The All-American Fourth of July Barbecue
Party Foods with a Patriotic Past
On July 4th, in parks and backyards across the United States, Americans will celebrate Independence Day with fireworks, family, friends and barbecue. Firing up the grill on the Fourth of July has become as much an American tradition as dressing up in red, white and blue. This holiday weekend, most barbecue fans will probably be focused more on the taste of their food than its history. But many of the grill-friendly foods traditionally enjoyed on the Fourth have a pedigree that ought to make patriots proud.
Corn, for example, was domesticated by Native Americans in Mexico centuries before Columbus sailed, spread throughout the continent, and became a staple food of the American colonists who eventually founded the U.S. The red strawberries and blue blueberries often served with white cream on Independence Day in a delicious salute to the colors of the American flag descend from native North American plants. And if you eat grilled peppers, grilled squash, or potato salad at your patriotic picnic, you’re also eating foods that America introduced to the world.
Menu for an All-American BBQ
Though the traditional American barbecue feast already features many native foods, with a little extra effort, you can make your July 4th BBQ a true celebration of New World foods, American history, and the ingenuity American farmers. Base your meal around native plants and animals for a more eco-friendly feast that honors this nation’s past. Buy fruits, vegetables and meats produced right here in the USA, and you’ll support American farmers and help preserve your country’s agricultural future. Here are some suggestions for a truly All-American July 4th barbecue menu:
All-American Burgers: As a vegetarian myself, I’d personally recommend a veggie burger based on a classic American staple food: the black bean. Black beans are tasty, highly nutritious, and widely available from American farmers.
For the meat-eaters at your party, why not go lean and local with a turkey burger? The Thanksgiving icon is a native bird (in fact, Founding Father Benjamin Franklin proposed that the turkey be honored as the national bird of the United States rather than the eagle).
Those who crave red meat on the Fourth can go All-American with a bison burger. Bison meat boasts less fat and more protein than beef. Choose humanely raised, grass-fed bison meat from a U.S. farm.
New World Sides: Higher in essential Vitamin A than the ordinary potato, the sweet potato also hails from the Americas, and is excellent baked, made into salad, or sliced into a healthier version of the fry.
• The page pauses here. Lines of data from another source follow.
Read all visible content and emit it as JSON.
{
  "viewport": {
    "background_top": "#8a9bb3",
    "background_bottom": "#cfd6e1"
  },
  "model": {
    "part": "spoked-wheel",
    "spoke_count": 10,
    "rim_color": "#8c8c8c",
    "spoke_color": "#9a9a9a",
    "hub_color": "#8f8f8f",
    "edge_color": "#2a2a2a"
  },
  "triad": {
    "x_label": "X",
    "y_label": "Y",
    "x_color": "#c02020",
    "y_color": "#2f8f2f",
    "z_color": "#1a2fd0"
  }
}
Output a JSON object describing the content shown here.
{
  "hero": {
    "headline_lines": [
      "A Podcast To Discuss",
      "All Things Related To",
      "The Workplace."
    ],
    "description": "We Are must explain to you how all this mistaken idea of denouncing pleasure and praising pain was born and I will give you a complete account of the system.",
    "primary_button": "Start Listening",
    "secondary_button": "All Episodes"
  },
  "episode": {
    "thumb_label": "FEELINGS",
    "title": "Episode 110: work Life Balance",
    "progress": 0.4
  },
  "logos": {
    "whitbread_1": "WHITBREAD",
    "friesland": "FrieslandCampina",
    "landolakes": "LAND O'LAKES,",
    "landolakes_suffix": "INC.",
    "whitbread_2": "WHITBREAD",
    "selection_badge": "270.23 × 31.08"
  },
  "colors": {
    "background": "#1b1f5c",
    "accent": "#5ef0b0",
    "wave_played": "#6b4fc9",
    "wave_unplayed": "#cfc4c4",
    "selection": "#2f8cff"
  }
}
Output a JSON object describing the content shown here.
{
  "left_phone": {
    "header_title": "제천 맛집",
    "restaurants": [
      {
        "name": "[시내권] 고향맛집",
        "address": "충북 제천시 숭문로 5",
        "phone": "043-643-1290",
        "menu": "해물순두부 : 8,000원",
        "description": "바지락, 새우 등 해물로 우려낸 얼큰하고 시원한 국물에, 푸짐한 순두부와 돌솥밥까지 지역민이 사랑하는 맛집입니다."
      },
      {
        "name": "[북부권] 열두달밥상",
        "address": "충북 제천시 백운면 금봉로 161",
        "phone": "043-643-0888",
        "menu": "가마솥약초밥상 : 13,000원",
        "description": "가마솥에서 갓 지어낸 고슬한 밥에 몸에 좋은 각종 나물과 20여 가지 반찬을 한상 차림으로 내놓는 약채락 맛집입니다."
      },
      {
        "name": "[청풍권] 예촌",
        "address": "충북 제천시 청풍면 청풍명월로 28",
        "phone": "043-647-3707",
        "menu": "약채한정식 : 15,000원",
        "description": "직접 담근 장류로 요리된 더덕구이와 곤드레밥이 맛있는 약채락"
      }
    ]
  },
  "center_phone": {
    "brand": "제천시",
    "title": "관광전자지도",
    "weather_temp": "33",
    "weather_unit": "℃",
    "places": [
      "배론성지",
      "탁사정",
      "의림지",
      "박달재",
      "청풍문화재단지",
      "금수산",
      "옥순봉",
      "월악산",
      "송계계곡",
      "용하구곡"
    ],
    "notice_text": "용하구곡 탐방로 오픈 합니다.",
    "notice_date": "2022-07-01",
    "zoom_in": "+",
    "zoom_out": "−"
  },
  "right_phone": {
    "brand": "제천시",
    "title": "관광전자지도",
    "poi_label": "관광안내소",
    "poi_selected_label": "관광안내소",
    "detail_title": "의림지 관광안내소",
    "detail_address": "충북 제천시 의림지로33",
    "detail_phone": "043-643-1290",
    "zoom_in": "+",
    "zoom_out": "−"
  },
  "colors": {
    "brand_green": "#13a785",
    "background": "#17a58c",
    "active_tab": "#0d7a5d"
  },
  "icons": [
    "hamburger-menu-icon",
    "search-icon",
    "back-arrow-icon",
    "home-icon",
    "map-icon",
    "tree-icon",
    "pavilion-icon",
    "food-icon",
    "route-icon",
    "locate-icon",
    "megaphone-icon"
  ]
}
Fresh sweet corn is in season locally in many U.S. states in July. American-grown summer squash and zucchini are just coming into season in the Midwest at this time of year, and should be available in abundance in the South.
A Patriotic Picnic Finale: Unfortunately, the apple tree really isn’t “as American as apple pie” — it’s an import from Asia. But strawberries, blueberries, blackberries, black cherries and cranberries are all native American fruits. A fresh berry salad or berry cobbler made with fresh local fruit would make a tasty tribute to American food history.